Earlier this year, however, the students reported the university to the government after it reduced their financial benefits and imposed new minimum work requirements for their internships or other “service learning” activities, the ministry said.
On May 13, ministry officials were dispatched to the university to resolve the matter. Several Taiwanese media sources reported that officials from the Ministry of Foreign Affairs and the Kingdom of Eswatini embassy also attended the meeting.
Following the publication of several stories on the topic, MDU President Kuo Chu-hsun (郭秋勳) held a press conference on May 21 with five of the students, who denied that their work conditions amounted to labor abuse.
However, in a Tuesday letter to the MOE, the Union of Private School Employees accused the university of taking international students’ wages in the form of monthly “donations” from the factories where they worked, and using only a portion of them to offset their tuition and expenses.
As evidence, it pointed to publicly-available donation records kept by the school for 2012-2018, which it urged the MOE to investigate.
In an interview with CNA, union president Yu Jung-hui (尤榮輝) said the university had forced the students into “fake internships” without any form of oversight, and had damaged Taiwan’s reputation internationally.
Rather than trying to “cover up” the university’s behavior, the MOE should ban it from recruiting international students for the 2020 school year, Yu said.
In response, MDU Secretary-General & Director of Human Resources Chan Kuo-hua (詹國華) denied Wednesday that there is any connection between international students’ tuition and the corporate donations the school receives.
The discounts offered to students from Eswatini — including semester tuition of only NT$10,000 (US$333), as compared to the standard rate of around NT$50,000 — add up to far more than the companies donate to the school, Chan said.
Regarding the allegations of labor abuse, Chan said that under the original program, students studied three days on campus and worked three days in internships every week. He added that the university suspended this arrangement on orders from the MOE.
However, because many international students still need internships to meet their expenses, the university had more recently allowed them to voluntarily choose internships from a screened list of employers, with a limit of 20 work hours per week, Chan said.

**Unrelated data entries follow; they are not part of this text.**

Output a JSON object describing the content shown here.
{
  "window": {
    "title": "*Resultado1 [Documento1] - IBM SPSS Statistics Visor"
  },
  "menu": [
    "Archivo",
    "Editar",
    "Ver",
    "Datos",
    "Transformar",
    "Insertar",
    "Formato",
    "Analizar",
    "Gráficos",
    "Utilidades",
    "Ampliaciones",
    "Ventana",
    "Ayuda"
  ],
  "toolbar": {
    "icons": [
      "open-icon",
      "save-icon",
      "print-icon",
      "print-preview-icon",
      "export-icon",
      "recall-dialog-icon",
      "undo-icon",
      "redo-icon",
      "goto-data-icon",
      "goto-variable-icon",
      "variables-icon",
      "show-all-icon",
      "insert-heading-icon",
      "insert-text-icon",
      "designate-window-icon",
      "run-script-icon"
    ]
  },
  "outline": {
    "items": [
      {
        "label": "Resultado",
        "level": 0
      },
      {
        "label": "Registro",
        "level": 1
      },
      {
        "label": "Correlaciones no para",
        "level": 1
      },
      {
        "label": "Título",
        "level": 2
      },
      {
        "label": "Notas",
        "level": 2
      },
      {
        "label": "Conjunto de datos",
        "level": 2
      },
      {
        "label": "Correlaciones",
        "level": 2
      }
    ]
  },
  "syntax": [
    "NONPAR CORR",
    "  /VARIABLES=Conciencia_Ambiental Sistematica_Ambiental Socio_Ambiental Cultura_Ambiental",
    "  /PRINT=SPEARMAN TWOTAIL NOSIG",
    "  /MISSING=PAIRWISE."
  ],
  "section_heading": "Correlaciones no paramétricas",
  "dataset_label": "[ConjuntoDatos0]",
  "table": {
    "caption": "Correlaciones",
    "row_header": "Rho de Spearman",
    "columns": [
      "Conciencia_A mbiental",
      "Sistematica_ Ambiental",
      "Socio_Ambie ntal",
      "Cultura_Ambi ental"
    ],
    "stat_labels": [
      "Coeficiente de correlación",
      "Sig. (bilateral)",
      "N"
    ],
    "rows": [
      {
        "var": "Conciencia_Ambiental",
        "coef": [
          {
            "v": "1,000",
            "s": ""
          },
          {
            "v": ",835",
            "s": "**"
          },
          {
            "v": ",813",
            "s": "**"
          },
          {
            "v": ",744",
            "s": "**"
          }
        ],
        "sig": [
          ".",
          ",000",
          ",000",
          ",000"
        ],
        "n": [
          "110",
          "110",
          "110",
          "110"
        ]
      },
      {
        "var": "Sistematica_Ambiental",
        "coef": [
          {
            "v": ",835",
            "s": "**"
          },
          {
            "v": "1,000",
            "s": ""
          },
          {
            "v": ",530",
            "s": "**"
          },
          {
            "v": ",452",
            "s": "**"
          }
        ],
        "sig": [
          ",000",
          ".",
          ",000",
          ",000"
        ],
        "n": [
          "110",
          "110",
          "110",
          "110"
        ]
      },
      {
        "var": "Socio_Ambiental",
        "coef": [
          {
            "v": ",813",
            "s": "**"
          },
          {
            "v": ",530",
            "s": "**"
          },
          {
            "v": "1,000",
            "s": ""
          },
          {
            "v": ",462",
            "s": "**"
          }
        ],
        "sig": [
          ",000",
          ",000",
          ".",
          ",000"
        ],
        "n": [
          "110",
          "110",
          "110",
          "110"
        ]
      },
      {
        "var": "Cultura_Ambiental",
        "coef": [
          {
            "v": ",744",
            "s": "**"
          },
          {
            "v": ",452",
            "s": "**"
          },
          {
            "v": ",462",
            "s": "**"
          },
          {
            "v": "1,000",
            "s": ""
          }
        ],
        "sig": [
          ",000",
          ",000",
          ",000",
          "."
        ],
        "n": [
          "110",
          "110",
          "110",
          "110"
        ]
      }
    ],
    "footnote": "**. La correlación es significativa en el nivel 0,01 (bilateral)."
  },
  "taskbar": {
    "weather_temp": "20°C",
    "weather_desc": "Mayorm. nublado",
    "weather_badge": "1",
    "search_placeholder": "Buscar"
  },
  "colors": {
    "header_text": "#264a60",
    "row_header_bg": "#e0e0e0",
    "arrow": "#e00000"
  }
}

The internships are arranged directly between students and the employers, without involvement from the university or employment brokers, and are in compliance with Taiwanese labor law, Chan said.
In a statement to CNA Thursday, the MOE said it plans to investigate the evidence provided by the Union of Private School Employees.
Meanwhile, it reminded universities that using brokers to recruit international students or arrange work opportunities for them is illegal, and said those found violating the law will face severe penalties.
The incident is one of several in recent years in which students, often from non-Western countries, have been recruited to work/study programs at private universities, only to be forced into exploitive work environments.
In 2019, students from the Philippines enrolled in a program at Yu Da University of Science and Technology in Miaoli accused the university and an employment broker of forcing them to work 40 hours per week at a tile manufacturing facility, double the maximum 20 hours a week legally allowed for such programs.
Earlier that year, Indonesia temporarily suspended an exchange program to Taiwan following allegations that students at Hsing Wu University in New Taipei were forced to work more than 40 hours a week at a local factory making contact lenses.
In 2018, University of Kang Ning in Tainan was penalized after the MOE discovered students from Sri Lanka recruited for a work/study program had been sent to work illegally in a slaughterhouse.